Call it history’s conservative curse.
According to a University of Miami study, those historical rankings of American presidents that pop up every year or so are significantly weighted in favor of Democrats, thanks to the liberal leanings of academia.
Political science professor Joseph E. Uscinski, one of the study’s authors, said the new analysis shows that the overwhelmingly liberal academic community consistently ranks Republican presidents about 10 spots lower than the public would.
“I don’t think anyone is surprised,” Mr. Uscinski told The Washington Times. “Among the political scientists and historians that I work with, Democrats outnumber Republicans 8 to 1.”
What was eye-opening, he said, was the stark difference between the historians’ assessments of Republicans and the grades given by the public.
“On average, all the Republicans get the short end of the stick,” he said. “But the one it impacts the most is [Ronald] Reagan. It’s often difficult for people to fathom why he’s ranked as low as he is.”
The University of Miami report, to be published in the scholarly journal White House Studies, looks at presidential rankings from historian Arthur Schlesinger’s seminal 1948 survey through more recent polls, including the Wall Street Journal’s 2005 list and C-SPAN’s 2009 survey.
In the C-SPAN rankings - the focus of much of the University of Miami analysis - Reagan in 2009 broke into the Top Ten, behind Abraham Lincoln, George Washington, Franklin Roosevelt, Theodore Roosevelt, Harry Truman, John F. Kennedy, Thomas Jefferson, Dwight Eisenhower and Woodrow Wilson.
But on other surveys, the late conservative icon falls much lower. A 2010 Siena College poll has Reagan at No. 18, behind Bill Clinton, Lyndon Baines Johnson and Barack Obama.
Downgrading the performance of Reagan and other Republicans, including Gerald R. Ford, Richard Nixon and both Bushes, George H.W. and George W., Mr. Uscinski said, has an impact on how people view the presidency today and in the future.
“When progressive or liberal presidencies dominate these lists, those attributes begin to be associated with the criteria of what makes a great president,” he said.
Most historians readily concede that, politically, their colleagues lean left. That doesn’t mean their conclusions or assessments are incorrect, though, historian Jeff Kimball said.
“When you’re talking about judging presidents, you’re talking about judging politics,” the professor at Miami University in Ohio said. Everyone, he said, has a subjective point of view.

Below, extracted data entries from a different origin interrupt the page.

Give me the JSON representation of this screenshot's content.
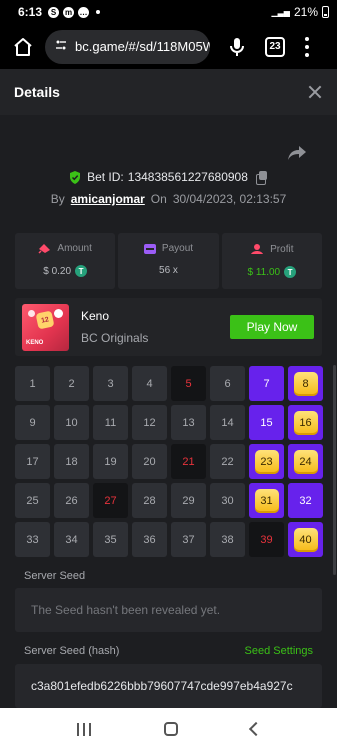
{
  "status_bar": {
    "time": "6:13",
    "battery": "21%",
    "net": "4G+ LTE"
  },
  "browser": {
    "url": "bc.game/#/sd/118M05W",
    "tab_count": "23"
  },
  "modal": {
    "title": "Details"
  },
  "bet": {
    "id_label": "Bet ID:",
    "id": "134838561227680908",
    "by_label": "By",
    "user": "amicanjomar",
    "on_label": "On",
    "date": "30/04/2023, 02:13:57"
  },
  "stats": {
    "amount_label": "Amount",
    "amount_value": "$ 0.20",
    "payout_label": "Payout",
    "payout_value": "56 x",
    "profit_label": "Profit",
    "profit_value": "$ 11.00",
    "coin_symbol": "T"
  },
  "game": {
    "name": "Keno",
    "provider": "BC Originals",
    "play_label": "Play Now",
    "thumb_label": "KENO",
    "thumb_ball": "12"
  },
  "grid": [
    {
      "n": "1",
      "s": "normal"
    },
    {
      "n": "2",
      "s": "normal"
    },
    {
      "n": "3",
      "s": "normal"
    },
    {
      "n": "4",
      "s": "normal"
    },
    {
      "n": "5",
      "s": "miss"
    },
    {
      "n": "6",
      "s": "normal"
    },
    {
      "n": "7",
      "s": "pick"
    },
    {
      "n": "8",
      "s": "hit"
    },
    {
      "n": "9",
      "s": "normal"
    },
    {
      "n": "10",
      "s": "normal"
    },
    {
      "n": "11",
      "s": "normal"
    },
    {
      "n": "12",
      "s": "normal"
    },
    {
      "n": "13",
      "s": "normal"
    },
    {
      "n": "14",
      "s": "normal"
    },
    {
      "n": "15",
      "s": "pick"
    },
    {
      "n": "16",
      "s": "hit"
    },
    {
      "n": "17",
      "s": "normal"
    },
    {
      "n": "18",
      "s": "normal"
    },
    {
      "n": "19",
      "s": "normal"
    },
    {
      "n": "20",
      "s": "normal"
    },
    {
      "n": "21",
      "s": "miss"
    },
    {
      "n": "22",
      "s": "normal"
    },
    {
      "n": "23",
      "s": "hit"
    },
    {
      "n": "24",
      "s": "hit"
    },
    {
      "n": "25",
      "s": "normal"
    },
    {
      "n": "26",
      "s": "normal"
    },
    {
      "n": "27",
      "s": "miss"
    },
    {
      "n": "28",
      "s": "normal"
    },
    {
      "n": "29",
      "s": "normal"
    },
    {
      "n": "30",
      "s": "normal"
    },
    {
      "n": "31",
      "s": "hit"
    },
    {
      "n": "32",
      "s": "pick"
    },
    {
      "n": "33",
      "s": "normal"
    },
    {
      "n": "34",
      "s": "normal"
    },
    {
      "n": "35",
      "s": "normal"
    },
    {
      "n": "36",
      "s": "normal"
    },
    {
      "n": "37",
      "s": "normal"
    },
    {
      "n": "38",
      "s": "normal"
    },
    {
      "n": "39",
      "s": "miss"
    },
    {
      "n": "40",
      "s": "hit"
    }
  ],
  "seed": {
    "server_label": "Server Seed",
    "server_value": "The Seed hasn't been revealed yet.",
    "hash_label": "Server Seed (hash)",
    "settings_label": "Seed Settings",
    "hash_value": "c3a801efedb6226bbb79607747cde997eb4a927c"
  },
  "colors": {
    "accent_green": "#3bc117",
    "pick_purple": "#6722ec",
    "miss_red": "#e8333c",
    "gem_gold": "#f5b915"
  }
}
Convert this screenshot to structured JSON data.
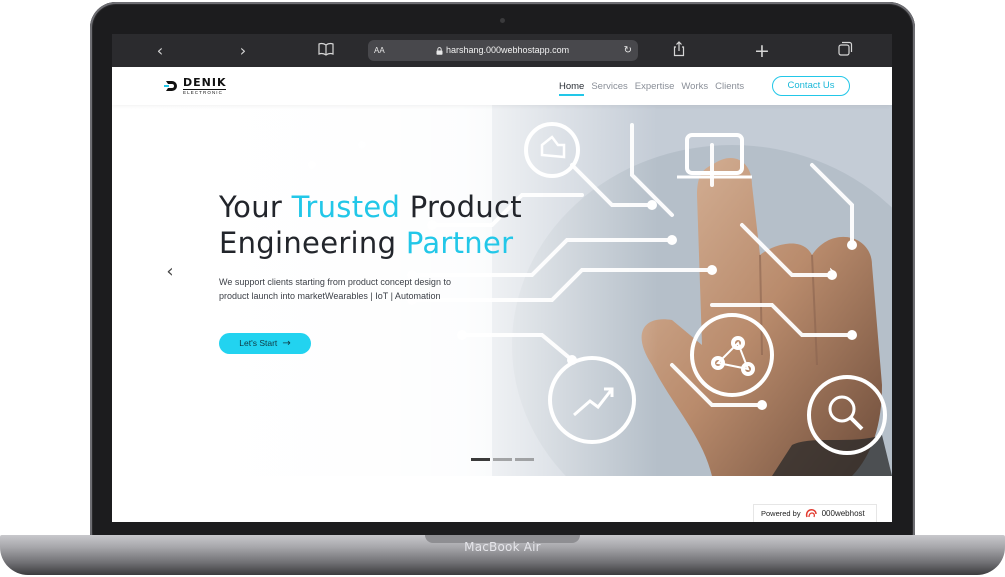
{
  "device": {
    "model_label": "MacBook Air"
  },
  "browser": {
    "text_size_label": "AA",
    "url": "harshang.000webhostapp.com",
    "icons": [
      "chevron-left-icon",
      "chevron-right-icon",
      "book-icon",
      "lock-icon",
      "reload-icon",
      "share-icon",
      "plus-icon",
      "tabs-icon"
    ]
  },
  "site": {
    "logo": {
      "name": "DENIK",
      "sub": "ELECTRONIC"
    },
    "nav": [
      {
        "label": "Home",
        "active": true
      },
      {
        "label": "Services",
        "active": false
      },
      {
        "label": "Expertise",
        "active": false
      },
      {
        "label": "Works",
        "active": false
      },
      {
        "label": "Clients",
        "active": false
      }
    ],
    "contact_label": "Contact Us",
    "accent_color": "#22c7e8"
  },
  "hero": {
    "title_line1_pre": "Your ",
    "title_line1_accent": "Trusted",
    "title_line1_post": " Product",
    "title_line2_pre": "Engineering ",
    "title_line2_accent": "Partner",
    "description": "We support clients starting from product concept design to product launch into marketWearables | IoT | Automation",
    "cta_label": "Let's Start",
    "slides_count": 3,
    "active_slide": 1
  },
  "footer": {
    "powered_by": "Powered by",
    "host_name": "000webhost"
  }
}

“But does that mean that none of us are capable of a detached point of view? I don’t think that’s the case,” said the author of “The Vietnam War File: Uncovering the Secret History of Nixon-Era Strategy (2004).
Wayne State University historian Melvin Small, who has spent much of his career focused on the LBJ and Nixon presidencies, agreed.
“All historians, left or right, bring their own biases to these kinds of things,” he said. But he points out that Reagan’s reviews have improved in recent surveys.
“Give him time,” he said. “Historians today rank George W. Bush near the bottom. His has to be, at this point, considered a failed presidency. But it is possible that he, like Reagan, will start to move up.”
Joan Hoff, a feminist historian and former president of the Center for the Study of the Presidency, said the whole debate about how ideology affects the way historians assess presidents is missing the point.
“It’s not politics, it’s war. War is the big determining factor,” she said. High-ranking Democrats such as Wilson, FDR and Truman just happen to have served at times of conflict, she said.
Historians, she argues, are like much of the voting public - they are seduced by image.
“Look at how highly JFK ranks. His accomplishments in office were practically nil,” she said. But Americans - including academics - love the image.
“Macho, heroic presidents - Kennedy, George Washington - do well on these lists,” she said. And that’s why Reagan is moving up, she added. She said today’s conservatives have created a Reagan myth that has little to do with substance.
“You hear constantly that he ended the Cold War, which is not actually true,” she said.
Overall, she doesn’t put much stock into the idea that the rankings matter much - either in the culture as a whole or in the world of serious historical research.
“I just don’t see any real impact whatsoever,” she said.
Gil Troy, author of “Leading from the Center: Why Moderates Make the Best Presidents (2008),” said the debate over where presidents rank shouldn’t be taken too seriously.
“I call it the ’Presidential Stock Market,’ where the values of a presidency, over time, ebb and flow,” he said. “But it’s a very healthy discussion to have. The presidency is a larger-than-life office, and the men who serve there make up, in large part, the American pantheon.
“And we always want to know who is in the pantheon, and why they are there.”
The New York City native, now a University of Montreal professor, adds that he doesn’t mind the inherent silliness or subjectivity of a Top Ten.
“As an educator, I have to admit I’m glad to see my students take up these discussions,” he said, “if it means that we’re talking about history instead of what Ashton Kutcher did last night.”